En un mot, M. Swiveller tint la marquise dans cette maison jusqu’à ce qu’elle eût atteint à peu près sa dix-neuvième année ; elle avait alors de bonnes manières, de l’instruction, de l’élégance. Il se demanda sérieusement, à cette époque, ce qu’il y avait maintenant à faire.

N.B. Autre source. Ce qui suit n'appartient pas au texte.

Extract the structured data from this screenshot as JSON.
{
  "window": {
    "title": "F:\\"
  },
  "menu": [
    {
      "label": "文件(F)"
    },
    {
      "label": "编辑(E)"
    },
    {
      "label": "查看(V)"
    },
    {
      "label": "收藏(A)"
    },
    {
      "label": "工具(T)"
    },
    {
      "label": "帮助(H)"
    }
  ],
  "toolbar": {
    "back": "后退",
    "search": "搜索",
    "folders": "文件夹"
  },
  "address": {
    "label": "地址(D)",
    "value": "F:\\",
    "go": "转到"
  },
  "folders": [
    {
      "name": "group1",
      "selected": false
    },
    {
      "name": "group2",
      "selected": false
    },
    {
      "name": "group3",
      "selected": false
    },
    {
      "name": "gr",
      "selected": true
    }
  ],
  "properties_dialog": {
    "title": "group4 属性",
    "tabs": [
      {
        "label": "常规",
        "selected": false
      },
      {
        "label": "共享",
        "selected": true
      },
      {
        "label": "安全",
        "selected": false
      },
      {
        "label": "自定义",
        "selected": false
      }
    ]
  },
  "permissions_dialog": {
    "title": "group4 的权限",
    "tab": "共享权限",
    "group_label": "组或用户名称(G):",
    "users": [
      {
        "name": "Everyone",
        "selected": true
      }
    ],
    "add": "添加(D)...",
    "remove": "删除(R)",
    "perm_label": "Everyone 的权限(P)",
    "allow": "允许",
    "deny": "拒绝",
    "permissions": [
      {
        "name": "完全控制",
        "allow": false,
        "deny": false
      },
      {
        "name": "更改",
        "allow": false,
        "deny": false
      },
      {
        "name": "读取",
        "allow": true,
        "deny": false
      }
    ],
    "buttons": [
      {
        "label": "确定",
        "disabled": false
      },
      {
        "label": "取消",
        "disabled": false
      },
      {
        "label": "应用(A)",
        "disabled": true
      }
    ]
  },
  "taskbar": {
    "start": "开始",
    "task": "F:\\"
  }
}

Dans une de ses visites périodiques, tandis qu’il roulait cette question dans son esprit, la marquise arriva au parloir ; elle était seule, elle était plus souriante et plus fraîche que jamais : alors la pensée vint à Richard, et ce n’était pas la première fois, que si elle consentait à l’épouser, ils seraient parfaitement heureux ensemble. Richard lui posa la question, elle ne dit pas non. Au bout d’une semaine, ni plus ni moins, ils étaient mariés, ce qui permit à M. Swiveller de faire remarquer bien des fois plus tard qu’il y avait eu, avec tout cela, une jeune demoiselle qui l’avait attendu pour l’épouser.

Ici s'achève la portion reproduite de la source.